I did a lot of tomato dolma this summer, and I made lots fo different types. With bulgur, rice, with ground beef, without ground beef, in the oven, on the stove… The essence of all of them is the same. So I’ll tell you how you can do whichever you want by making minor changes in this recipe.
How to Make Tomato Dolma With Rice?
Using rice instead of bulgur, you can make rice tomato dolma without making any other changes.
How to Make Tomato Dolma Without Ground Beef?
You can remove ground beef from the recipe without making any other changes and make dolma without ground beef. You don’t need to increase other ingredients etc. If your tomatoes are small, may be jou can just have 11 dolmas instead of 12.

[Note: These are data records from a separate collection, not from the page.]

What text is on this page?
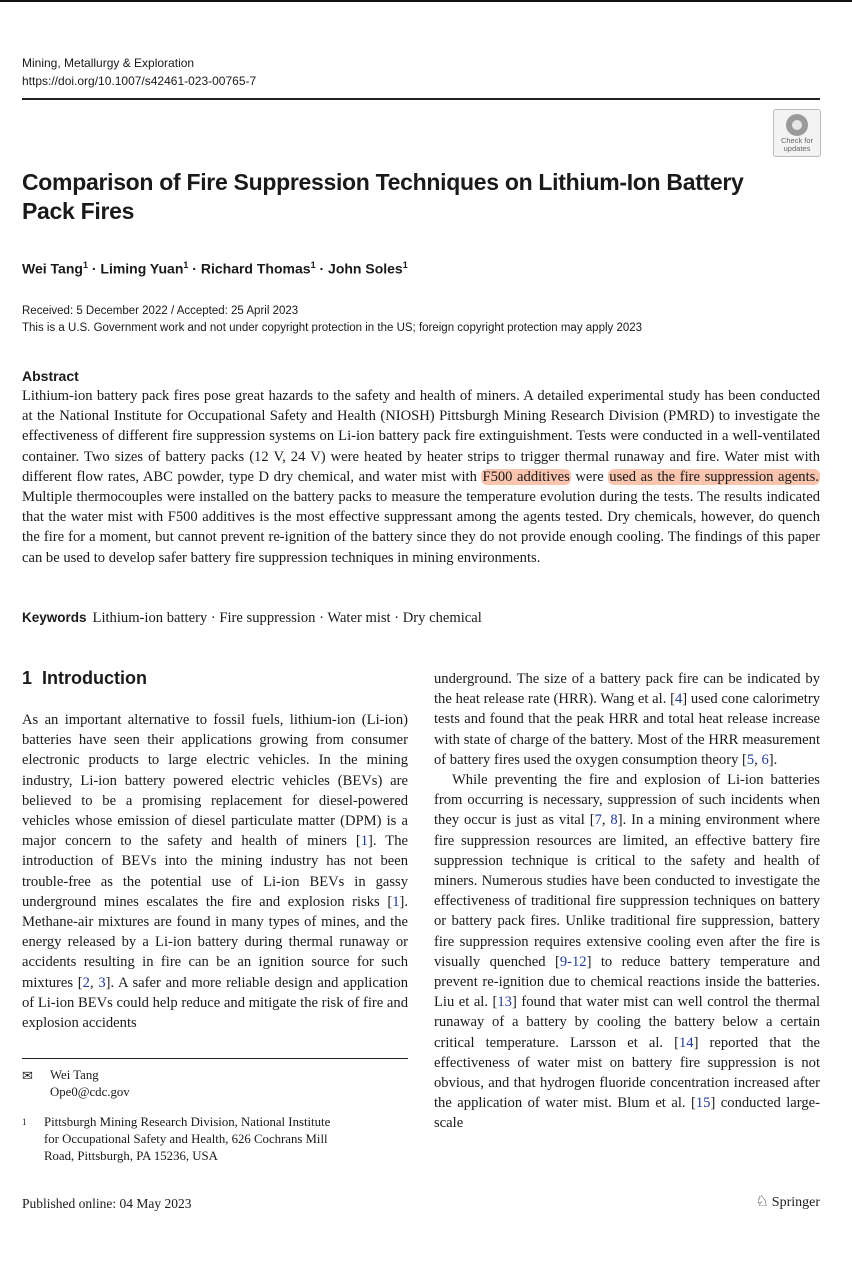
Mining, Metallurgy & Exploration
https://doi.org/10.1007/s42461-023-00765-7
Check for
updates
Comparison of Fire Suppression Techniques on Lithium-Ion Battery
Pack Fires
Wei Tang$^1$ · Liming Yuan$^1$ · Richard Thomas$^1$ · John Soles$^1$
Received: 5 December 2022 / Accepted: 25 April 2023
This is a U.S. Government work and not under copyright protection in the US; foreign copyright protection may apply 2023
Abstract
Lithium-ion battery pack fires pose great hazards to the safety and health of miners. A detailed experimental study has been conducted at the National Institute for Occupational Safety and Health (NIOSH) Pittsburgh Mining Research Division (PMRD) to investigate the effectiveness of different fire suppression systems on Li-ion battery pack fire extinguishment. Tests were conducted in a well-ventilated container. Two sizes of battery packs (12 V, 24 V) were heated by heater strips to trigger thermal runaway and fire. Water mist with different flow rates, ABC powder, type D dry chemical, and water mist with F500 additives were used as the fire suppression agents. Multiple thermocouples were installed on the battery packs to measure the temperature evolution during the tests. The results indicated that the water mist with F500 additives is the most effective suppressant among the agents tested. Dry chemicals, however, do quench the fire for a moment, but cannot prevent re-ignition of the battery since they do not provide enough cooling. The findings of this paper can be used to develop safer battery fire suppression techniques in mining environments.
Keywords Lithium-ion battery · Fire suppression · Water mist · Dry chemical
1 Introduction

As an important alternative to fossil fuels, lithium-ion (Li-ion) batteries have seen their applications growing from consumer electronic products to large electric vehicles. In the mining industry, Li-ion battery powered electric vehicles (BEVs) are believed to be a promising replacement for diesel-powered vehicles whose emission of diesel particulate matter (DPM) is a major concern to the safety and health of miners [1]. The introduction of BEVs into the mining industry has not been trouble-free as the potential use of Li-ion BEVs in gassy underground mines escalates the fire and explosion risks [1]. Methane-air mixtures are found in many types of mines, and the energy released by a Li-ion battery during thermal runaway or accidents resulting in fire can be an ignition source for such mixtures [2, 3]. A safer and more reliable design and application of Li-ion BEVs could help reduce and mitigate the risk of fire and explosion accidents

underground. The size of a battery pack fire can be indicated by the heat release rate (HRR). Wang et al. [4] used cone calorimetry tests and found that the peak HRR and total heat release increase with state of charge of the battery. Most of the HRR measurement of battery fires used the oxygen consumption theory [5, 6].

While preventing the fire and explosion of Li-ion batteries from occurring is necessary, suppression of such incidents when they occur is just as vital [7, 8]. In a mining environment where fire suppression resources are limited, an effective battery fire suppression technique is critical to the safety and health of miners. Numerous studies have been conducted to investigate the effectiveness of traditional fire suppression techniques on battery or battery pack fires. Unlike traditional fire suppression, battery fire suppression requires extensive cooling even after the fire is visually quenched [9-12] to reduce battery temperature and prevent re-ignition due to chemical reactions inside the batteries. Liu et al. [13] found that water mist can well control the thermal runaway of a battery by cooling the battery below a certain critical temperature. Larsson et al. [14] reported that the effectiveness of water mist on battery fire suppression is not obvious, and that hydrogen fluoride concentration increased after the application of water mist. Blum et al. [15] conducted large-scale

✉ Wei Tang
Ope0@cdc.gov
1 Pittsburgh Mining Research Division, National Institute
for Occupational Safety and Health, 626 Cochrans Mill
Road, Pittsburgh, PA 15236, USA
Published online: 04 May 2023	♘ Springer
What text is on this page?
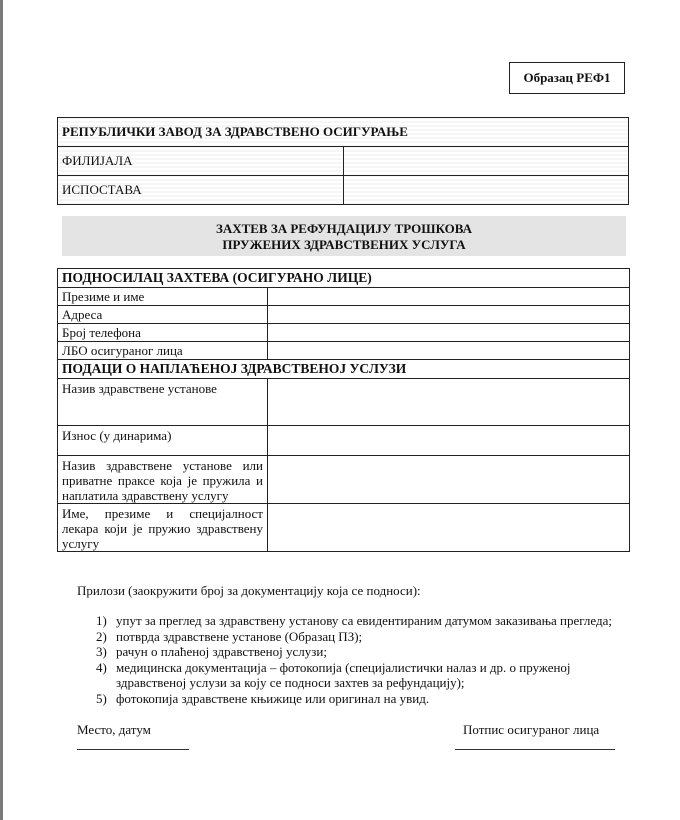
Образац РЕФ1
РЕПУБЛИЧКИ ЗАВОД ЗА ЗДРАВСТВЕНО ОСИГУРАЊЕ	
ФИЛИЈАЛА	
ИСПОСТАВА	
ЗАХТЕВ ЗА РЕФУНДАЦИЈУ ТРОШКОВА
ПРУЖЕНИХ ЗДРАВСТВЕНИХ УСЛУГА
ПОДНОСИЛАЦ ЗАХТЕВА (ОСИГУРАНО ЛИЦЕ)	
Презиме и име	
Адреса	
Број телефона	
ЛБО осигураног лица	
ПОДАЦИ О НАПЛАЋЕНОЈ ЗДРАВСТВЕНОЈ УСЛУЗИ	
Назив здравствене установе	
Износ (у динарима)	
Назив здравствене установе или приватне праксе која је пружила и наплатила здравствену услугу	
Име, презиме и специјалност лекара који је пружио здравствену услугу	
Прилози (заокружити број за документацију која се подноси):
1) упут за преглед за здравствену установу са евидентираним датумом заказивања прегледа;
2) потврда здравствене установе (Образац ПЗ);
3) рачун о плаћеној здравственој услузи;
4) медицинска документација – фотокопија (специјалистички налаз и др. о пруженој здравственој услузи за коју се подноси захтев за рефундацију);
5) фотокопија здравствене књижице или оригинал на увид.
Место, датум	Потпис осигураног лица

How to Make Tomato Dolma With Rice and Without Ground Beef?
You can substitute bulgur with rice, remove the ground beef and make an make tomato dolma with rice and without ground beef without making any other changes.
How to Make Tomato Dolma In a Pot?
Without changing anything in the recipe, you can place dolmas in a pot instead of a baking dish and cook the dolma on the stove. But just keep in mind that the tomatoes are inclined to break up more in this way.
Enjoy the recipe …
- 12 tomatoes,
- 100 g fat-free ground beef,
- 1 small onion, chopped,
- 1/2 cup of thick bulgur or rice, washed and drained,
- 1 tablespoon tomato paste,
- 3-4 tablespoons vegetable oil,
- 1 handful of chopped parsley,
- Black pepper,
- 1.5 cups of boiling water.
- Heat the oil in a large skillet,
- Add ground beef and cook until brown,
- Add the onion and sautee until soften,
- Add the tomato paste and sautee until smells good,
- Add the bulgur, water and salt and stir well,
- Cover the lid and cook until bulgur absorbs all the water,
- remove from heat, add parsley and spices and mix,
- Cut a thin slice over the top and remove the inside of the tomatoes ,
- Cut very tiny piece from the bottoms so that they can stand upright,
- Crush the pieces of tomatoes you removed from inside with a fork or pulse them in a food processor,
- Add a few tablespoons of olive oil with a little salt and mix,
- Pour the mixture into a baking dish in a suitable size for the tomatoes,
- Fill the bulgur mixture into the tomatoes, cover the lids you cut and place into the baking dish,
- Bake in the preheated oven at 190 C degrees until the outer parts of the tomatoes are a little bit brown.